Charter schools are increasing in prevalence, and they continue to be the subject of great interest and debate in the education community. Charter schools are public schools, but unlike traditional public schools, they operate under a contract, or “charter,” issued by a school district or other public authority, and they can be closed if they fail to meet the conditions of their contract. In communities where charter schools are available, children may attend a charter school instead of their regularly assigned public school. But what do we actually knowabout charter schools?
Child Trends offers five insights based on its review of the most recent national data on charter schools.
From 2000 to 2011, the number of charter schools more than tripled (from 1,500 to 5,300) and the number of students served by charters quintupled (from about 340,000 to about 1.8 million), according to the U.S. Department of Education. Estimates from the National Alliance for Public Charter Schools suggest that there were 6,000 charter schools, serving 2.3 million students, in 2012. Most charter schools are concentrated in cities — 56 percent in 2011, compared with 25 percent of traditional public schools.The cities with the highest percentage of students enrolled in charter schools were New Orleans (76 percent), Detroit (41 percent), and Washington, D.C. (41 percent). Although the charter school student population represented just 3.6 percent of all students in 2011, it increased 11 percent from 2010 to 2011.
In 2007, charter school parents were more likely than traditional public school parents to report being very satisfied with their child’s school (70 percent vs. 56 percent) and teachers (78 percent vs. 60 percent), according to U.S. Department of Education National Household Education Surveys Program data. Charter school parents were also more likely to trust the staff in their children’s school (61 percent vs. 42 percent).
Compared with traditional public schools, charter school student populations were more likely to be mostly Black (25 percent vs. 10 percent) and mostly Hispanic (21 percent vs. 14 percent) in 2011. Nationally, one in three charter schools (33 percent) served a student population that was at least 75 percent low-income, compared with one in five traditional public schools (21 percent).
Experiments — the gold standard of education research — have shown that some charter schools outperform traditional public schools, while others underperform. Quasi-experimental studies, which attempt to control statistically for differences in student populations across school types, also show mixed results. A recent nationwide quasi-experimental study found that for reading gain scores on state assessments, 56 percent of charters scored no different from matched traditional public schools, 29 percent scored better, and 19 percent scored worse. For math, these statistics were 40 percent, 29 percent, and 31 percent, respectively.
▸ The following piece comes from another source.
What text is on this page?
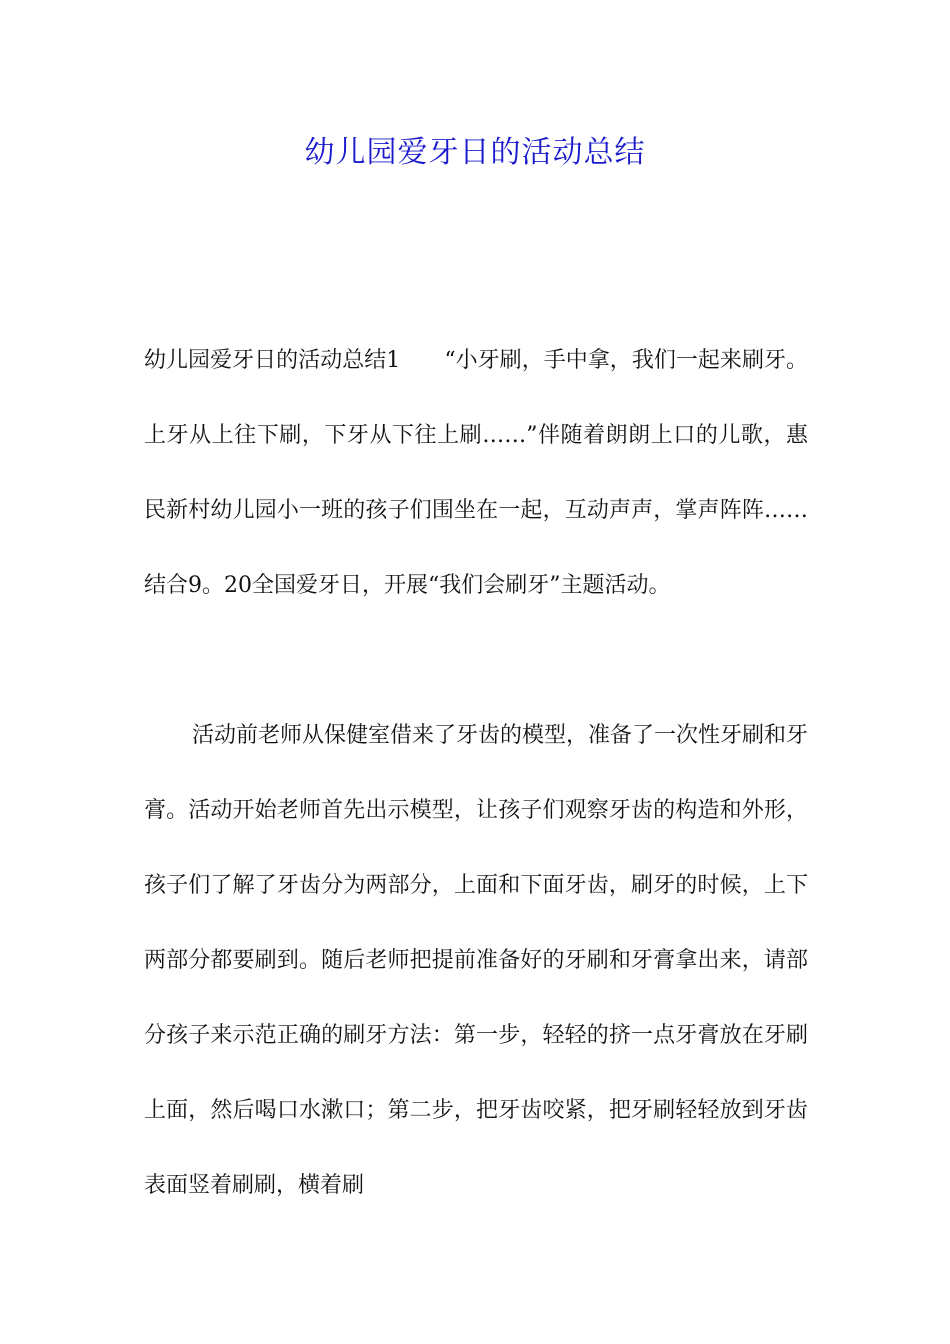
幼儿园爱牙日的活动总结

幼儿园爱牙日的活动总结1　　“小牙刷，手中拿，我们一起来刷牙。上牙从上往下刷，下牙从下往上刷……”伴随着朗朗上口的儿歌，惠民新村幼儿园小一班的孩子们围坐在一起，互动声声，掌声阵阵……结合9。20全国爱牙日，开展“我们会刷牙”主题活动。

活动前老师从保健室借来了牙齿的模型，准备了一次性牙刷和牙膏。活动开始老师首先出示模型，让孩子们观察牙齿的构造和外形，孩子们了解了牙齿分为两部分，上面和下面牙齿，刷牙的时候，上下两部分都要刷到。随后老师把提前准备好的牙刷和牙膏拿出来，请部分孩子来示范正确的刷牙方法：第一步，轻轻的挤一点牙膏放在牙刷上面，然后喝口水漱口；第二步，把牙齿咬紧，把牙刷轻轻放到牙齿表面竖着刷刷，横着刷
What should parents and students look for in a school? The best charter schools — as measured by gains in math and reading — are those where principals provide frequent feedback to teachers, teachers use data to drive instruction, students receive frequent tutoring and additional instructional time, and school staff members hold high expectations for all students’ behavior and academic performance, according to a recent study of charter schools in New York City. This same study found that traditional measures, such as class size, per pupil expenditure, and teacher qualifications were not strongly linked to student learning.